Письма Дантеса дают ключ к объяснению карьеры Геккерна. Упомянув о короле Голландии, Жорж писал отцу: «…за свою службу вы довольствуетесь вознаграждением, которое ему ничего не стоит, а ведь редко найдёшь властей предержащих, пусть даже государей, которые не любят такой ценой платить за службу»1140. Геккерн получил место посла сначала в Петербурге, а позднее в Вене по той причине, что содержание посольств в двух главных европейских столицах требовало крупных расходов, а Геккерн довольствовался скромным вознаграждением из королевской казны. Дипломат барон Торнау сообщает, какие средства использовал Геккерн, чтобы поднять свои доходы. Барон покупал, менял и перепродавал картины и предметы древности. По словам Торнау, Геккерн был зол на язык, его «злого словца» боялись и «хотя недолюбливали, но кланялись»; «о правде Геккерн имел свои собственные, довольно широкие понятия, чужим прегрешениям спуску не давал».

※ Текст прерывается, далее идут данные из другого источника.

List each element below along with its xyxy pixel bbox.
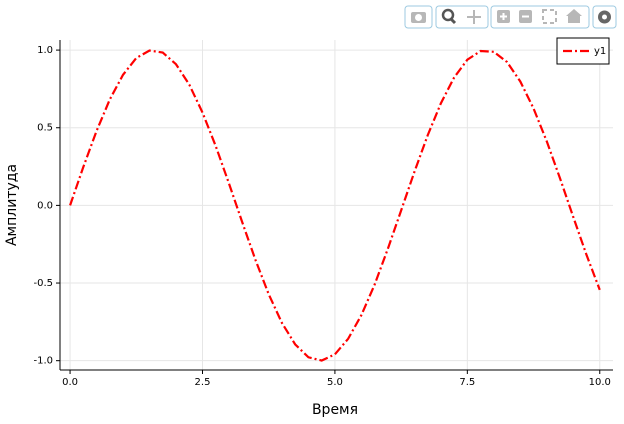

П.Е. Щёголев придаёт особое значение приведённому известию, так как Торнау наблюдал барона в роли посла в Вене, и «его оценка наиболее беспристрастная, наиболее удалённая от пушкинского инцидента в жизни Геккерна»1141.
К зиме 1836 г. появились признаки близкого крушения карьеры голландского министра, и он предпринимал отчаянные попытки избежать скандала, который мог бы осложнить его положение.